L'apparition d'idées qui détruisent les notions universelles est aussi vivifiant qu'une bouffée d'air frais. Parfois il faut pourtant démystifier les démystificateurs eux-mêmes. Nombreuses ont déjà été les nouvelles "vérités" pas plus véritables que le mythe qu'elles tentaient de faire tomber.
La démystification des démystificateurs est devenue l'affaire d'une vie pour Mike Sutton, professeur de criminologie à l'université de Nottingham Trent (Royaume-Uni), qui a notamment démystifié le mythe du marin Popeye.
En réalité, selon l'étude de Sutton, la démystification du "fait" sur le fer dans les épinards était tout aussi fausse. L'expert britannique a établi que, premièrement, dans une série Popeye expliquait en 1932 les bienfaits des épinards par une teneur élevée en vitamine A, et non de fer, et deuxièmement que l'augmentation de la consommation de légumes en Amérique avait commencé avant que ce personnage ait avalé sa première boîte de "super-produit" (en 1931).
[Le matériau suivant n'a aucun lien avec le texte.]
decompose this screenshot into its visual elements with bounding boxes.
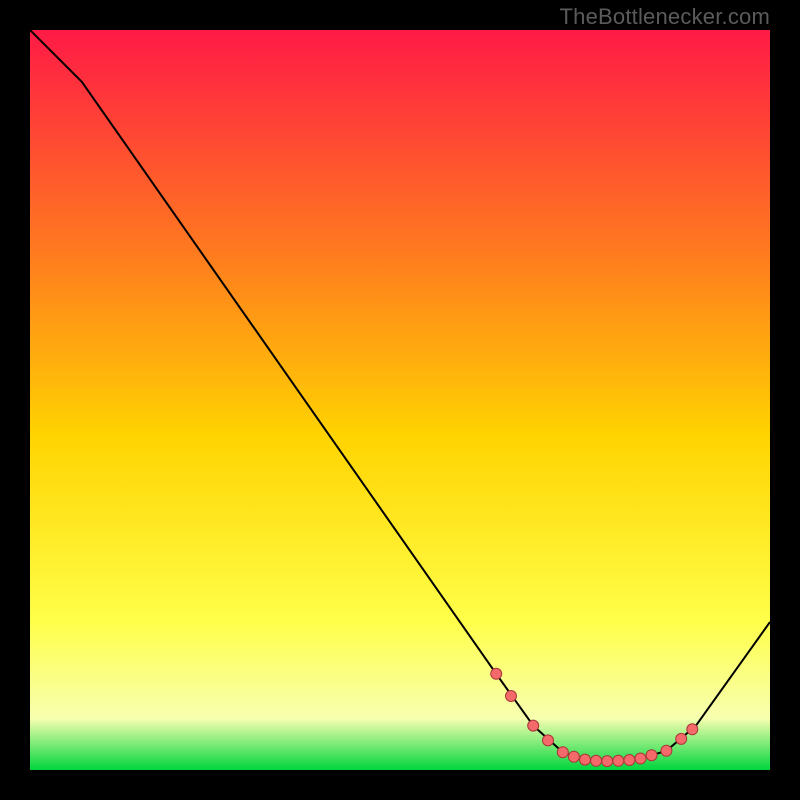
curve-marker (591, 755, 602, 766)
curve-marker (635, 753, 646, 764)
curve-marker (491, 668, 502, 679)
curve-marker (543, 735, 554, 746)
curve-marker (676, 733, 687, 744)
curve-marker (528, 720, 539, 731)
bottleneck-chart (30, 30, 770, 770)
curve-marker (661, 745, 672, 756)
curve-marker (580, 754, 591, 765)
curve-marker (624, 755, 635, 766)
gradient-background (30, 30, 770, 770)
curve-marker (568, 751, 579, 762)
watermark-text: TheBottlenecker.com (560, 4, 770, 30)
chart-frame (30, 30, 770, 770)
curve-marker (506, 691, 517, 702)
curve-marker (557, 747, 568, 758)
curve-marker (602, 756, 613, 767)
curve-marker (613, 755, 624, 766)
curve-marker (646, 750, 657, 761)
curve-marker (687, 724, 698, 735)
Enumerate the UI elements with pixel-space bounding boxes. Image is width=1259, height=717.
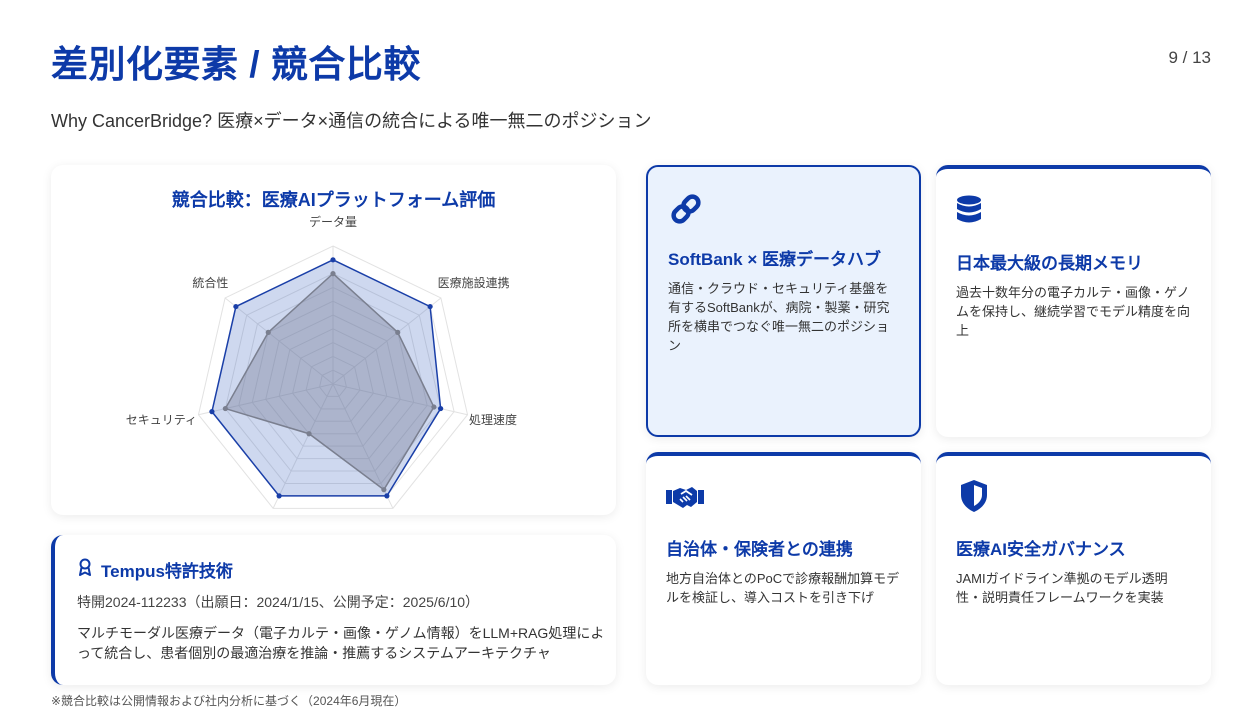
feature-card-softbank-hub: SoftBank × 医療データハブ 通信・クラウド・セキュリティ基盤を有するS… (646, 165, 921, 437)
page-subtitle: Why CancerBridge? 医療×データ×通信の統合による唯一無二のポジ… (51, 111, 652, 131)
axis-label: 医療施設連携 (438, 275, 510, 290)
series-1-point (276, 493, 282, 499)
shield-icon (956, 478, 992, 514)
patent-header: Tempus特許技術 (77, 557, 233, 582)
series-1-point (427, 303, 433, 310)
axis-label: セキュリティ (126, 413, 197, 427)
series-2-point (330, 271, 336, 277)
feature-title: 医療AI安全ガバナンス (956, 540, 1126, 559)
axis-label: 処理速度 (469, 412, 517, 427)
feature-card-ai-governance: 医療AI安全ガバナンス JAMIガイドライン準拠のモデル透明性・説明責任フレーム… (936, 452, 1211, 685)
series-1-point (384, 493, 390, 499)
feature-description: 過去十数年分の電子カルテ・画像・ゲノムを保持し、継続学習でモデル精度を向上 (956, 285, 1191, 338)
feature-title: SoftBank × 医療データハブ (668, 250, 881, 269)
series-1-point (330, 257, 336, 263)
feature-card-municipal-partnership: 自治体・保険者との連携 地方自治体とのPoCで診療報酬加算モデルを検証し、導入コ… (646, 452, 921, 685)
feature-description: 地方自治体とのPoCで診療報酬加算モデルを検証し、導入コストを引き下げ (666, 571, 900, 605)
page-number: 9 / 13 (1168, 48, 1211, 67)
patent-title: Tempus特許技術 (101, 562, 233, 581)
series-1-point (209, 409, 215, 415)
database-icon (956, 193, 992, 229)
series-2-point (395, 329, 401, 335)
patent-description: マルチモーダル医療データ（電子カルテ・画像・ゲノム情報）をLLM+RAG処理によ… (77, 625, 605, 661)
feature-description: 通信・クラウド・セキュリティ基盤を有するSoftBankが、病院・製薬・研究所を… (668, 281, 890, 353)
series-2-point (265, 329, 271, 335)
feature-card-long-term-memory: 日本最大級の長期メモリ 過去十数年分の電子カルテ・画像・ゲノムを保持し、継続学習… (936, 165, 1211, 437)
footnote: ※競合比較は公開情報および社内分析に基づく（2024年6月現在） (51, 694, 407, 708)
series-2-point (431, 404, 437, 410)
series-1-point (233, 303, 239, 310)
radar-chart-card: 競合比較：医療AIプラットフォーム評価 データ量医療施設連携処理速度AIモデル精… (51, 165, 616, 515)
series-2-point (381, 487, 387, 493)
patent-number: 特開2024-112233（出願日：2024/1/15、公開予定：2025/6/… (77, 594, 480, 610)
radar-chart: データ量医療施設連携処理速度AIモデル精度国内対応セキュリティ統合性 (126, 214, 517, 509)
axis-label: データ量 (309, 214, 357, 229)
series-1-point (438, 405, 444, 412)
series-2-point (306, 431, 312, 437)
feature-title: 自治体・保険者との連携 (666, 540, 853, 559)
award-icon (77, 558, 93, 581)
feature-description: JAMIガイドライン準拠のモデル透明性・説明責任フレームワークを実装 (956, 571, 1168, 605)
series-2-point (222, 405, 228, 412)
page-title: 差別化要素 / 競合比較 (51, 44, 421, 85)
axis-label: 統合性 (192, 275, 228, 290)
patent-card: Tempus特許技術 特開2024-112233（出願日：2024/1/15、公… (51, 535, 616, 685)
handshake-icon (666, 478, 704, 514)
link-icon (668, 191, 704, 227)
feature-title: 日本最大級の長期メモリ (956, 254, 1143, 273)
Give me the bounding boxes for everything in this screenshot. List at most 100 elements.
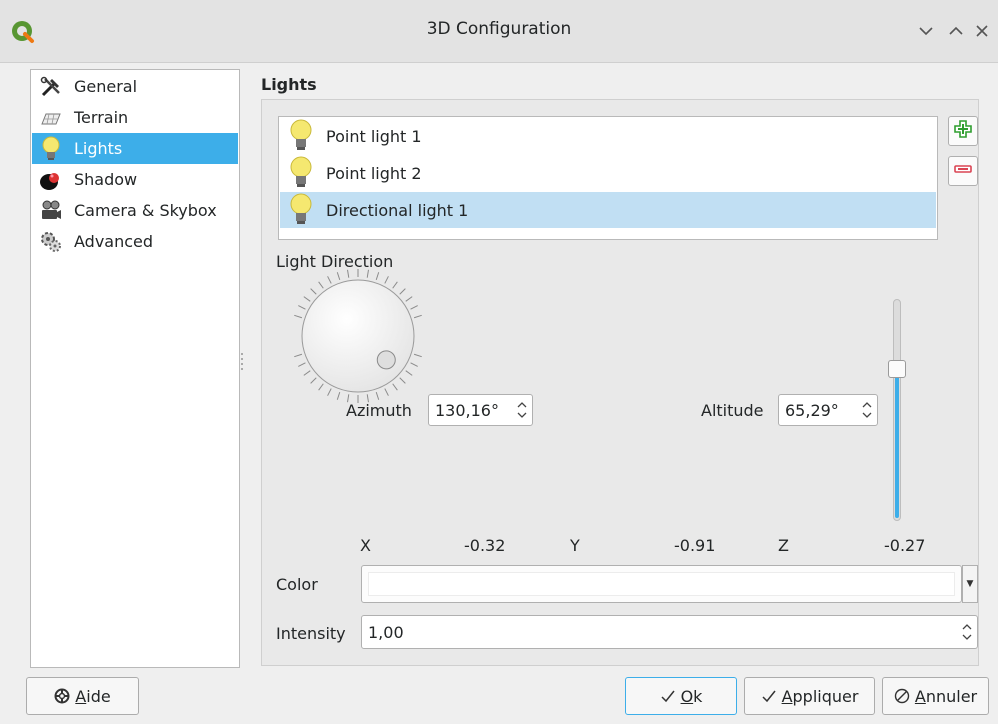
x-label: X bbox=[360, 536, 371, 555]
light-item-label: Directional light 1 bbox=[326, 200, 469, 220]
close-icon[interactable] bbox=[968, 17, 996, 45]
dial-tick bbox=[399, 377, 406, 384]
dial-tick bbox=[336, 272, 341, 281]
y-value: -0.91 bbox=[674, 536, 716, 555]
help-lifebuoy-icon bbox=[54, 688, 70, 704]
dial-tick bbox=[392, 281, 398, 289]
color-label: Color bbox=[276, 575, 318, 594]
light-list-item[interactable]: Point light 2 bbox=[280, 155, 936, 191]
dial-tick bbox=[375, 391, 380, 400]
ok-button-label: Ok bbox=[680, 686, 703, 706]
dial-tick bbox=[366, 394, 369, 403]
camera-icon bbox=[38, 198, 64, 224]
apply-button[interactable]: Appliquer bbox=[744, 677, 875, 715]
y-label: Y bbox=[570, 536, 580, 555]
z-value: -0.27 bbox=[884, 536, 926, 555]
light-list[interactable]: Point light 1 Point light 2 Directional … bbox=[278, 116, 938, 240]
azimuth-spinbox[interactable]: 130,16° bbox=[428, 394, 533, 426]
lightbulb-icon bbox=[286, 192, 316, 228]
intensity-value: 1,00 bbox=[368, 623, 404, 642]
altitude-slider-handle[interactable] bbox=[888, 360, 906, 379]
section-title: Lights bbox=[261, 75, 317, 94]
dial-tick bbox=[327, 276, 332, 284]
altitude-spinbox[interactable]: 65,29° bbox=[778, 394, 878, 426]
dial-tick bbox=[298, 362, 306, 367]
spin-arrows-icon[interactable] bbox=[857, 395, 877, 425]
dial-tick bbox=[303, 370, 311, 376]
spin-arrows-icon[interactable] bbox=[957, 616, 977, 646]
dial-tick bbox=[294, 353, 303, 358]
cancel-button-label: Annuler bbox=[914, 686, 978, 706]
advanced-icon bbox=[38, 229, 64, 255]
azimuth-dial[interactable] bbox=[288, 266, 428, 406]
dial-tick bbox=[327, 388, 332, 396]
dial-tick bbox=[310, 377, 317, 384]
dial-tick bbox=[347, 269, 350, 278]
checkmark-icon bbox=[761, 688, 777, 704]
sidebar-item-label: Lights bbox=[74, 139, 123, 158]
dial-tick bbox=[310, 288, 317, 295]
shadow-icon bbox=[38, 167, 64, 193]
intensity-label: Intensity bbox=[276, 624, 346, 643]
ok-button[interactable]: Ok bbox=[625, 677, 737, 715]
color-picker-button[interactable] bbox=[361, 565, 962, 603]
lightbulb-icon bbox=[38, 136, 64, 162]
splitter-handle[interactable] bbox=[241, 350, 244, 380]
intensity-spinbox[interactable]: 1,00 bbox=[361, 615, 978, 649]
dial-tick bbox=[410, 362, 418, 367]
sidebar-item-camera-skybox[interactable]: Camera & Skybox bbox=[32, 195, 238, 226]
sidebar-item-advanced[interactable]: Advanced bbox=[32, 226, 238, 257]
sidebar-item-label: General bbox=[74, 77, 138, 96]
dial-tick bbox=[384, 276, 389, 284]
chevron-down-icon: ▼ bbox=[966, 579, 974, 589]
cancel-button[interactable]: Annuler bbox=[882, 677, 989, 715]
altitude-value: 65,29° bbox=[785, 401, 839, 420]
sidebar-item-terrain[interactable]: Terrain bbox=[32, 102, 238, 133]
dial-tick bbox=[318, 383, 324, 391]
terrain-icon bbox=[38, 105, 64, 131]
title-bar: 3D Configuration bbox=[0, 0, 998, 63]
dial-tick bbox=[384, 388, 389, 396]
dial-tick bbox=[410, 305, 418, 310]
sidebar-item-lights[interactable]: Lights bbox=[32, 133, 238, 164]
dial-tick bbox=[318, 281, 324, 289]
light-item-label: Point light 2 bbox=[326, 163, 422, 183]
x-value: -0.32 bbox=[464, 536, 506, 555]
sidebar-item-shadow[interactable]: Shadow bbox=[32, 164, 238, 195]
dial-tick bbox=[336, 391, 341, 400]
light-list-item-selected[interactable]: Directional light 1 bbox=[280, 192, 936, 228]
minimize-icon[interactable] bbox=[912, 17, 940, 45]
altitude-slider-fill bbox=[895, 369, 899, 518]
dial-tick bbox=[413, 314, 422, 319]
light-list-item[interactable]: Point light 1 bbox=[280, 118, 936, 154]
add-light-button[interactable] bbox=[948, 116, 978, 146]
dial-tick bbox=[298, 305, 306, 310]
color-dropdown-arrow[interactable]: ▼ bbox=[962, 565, 978, 603]
remove-light-button[interactable] bbox=[948, 156, 978, 186]
dial-tick bbox=[405, 370, 413, 376]
help-button[interactable]: Aide bbox=[26, 677, 139, 715]
dial-tick bbox=[303, 296, 311, 302]
azimuth-value: 130,16° bbox=[435, 401, 499, 420]
sidebar-item-general[interactable]: General bbox=[32, 71, 238, 102]
spin-arrows-icon[interactable] bbox=[512, 395, 532, 425]
sidebar-item-label: Advanced bbox=[74, 232, 154, 251]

On doit également à Sutton une autre démystification, encore plus retentissante, concernant le héros de tous les sceptiques: Charles Darwin. Dans son livre Nullius in Verba: Darwin's Greatest Secret le criminologue affirme que Darwin, consciemment ou non, a "volé" l'idée de la sélection naturelle à l'Écossais Patrick Matthew, qui en avait parlé dans son travail au début des années 1830, c'est-à-dire un quart de siècle avant Darwin et Alfred Wallace. Quand, dans les années 1860, Matthew a accusé de plagiat l'auteur de L'origine des espèces, ce dernier a répondu que l'Écossais l'avait effectivement devancé mais que ni lui ni Wallace n'en avaient entendu parler — par conséquent ils ne pouvaient rien voler et avaient tout inventé eux-mêmes. Cette histoire a mis en évidence comment l'une des plus grandes théories humaines pouvait facilement passer inaperçue à cause du statut de l'auteur ou pour d'autres raisons.
"Quand la destruction d'un mythe concerne un thème aussi important que la théorie de l'évolution, elle n'est pas perçue comme un nouveau fait comme dans l'exemple de Popeye", déplore Sutton. Dans ce cas, les nouvelles informations deviennent si subversives que les gens ne souhaitent pas les admettre car elles ébranlent fortement les idées reçues. De plus, le chercheur lui-même risque de se transformer de sérieux démystificateur en personnage excentrique.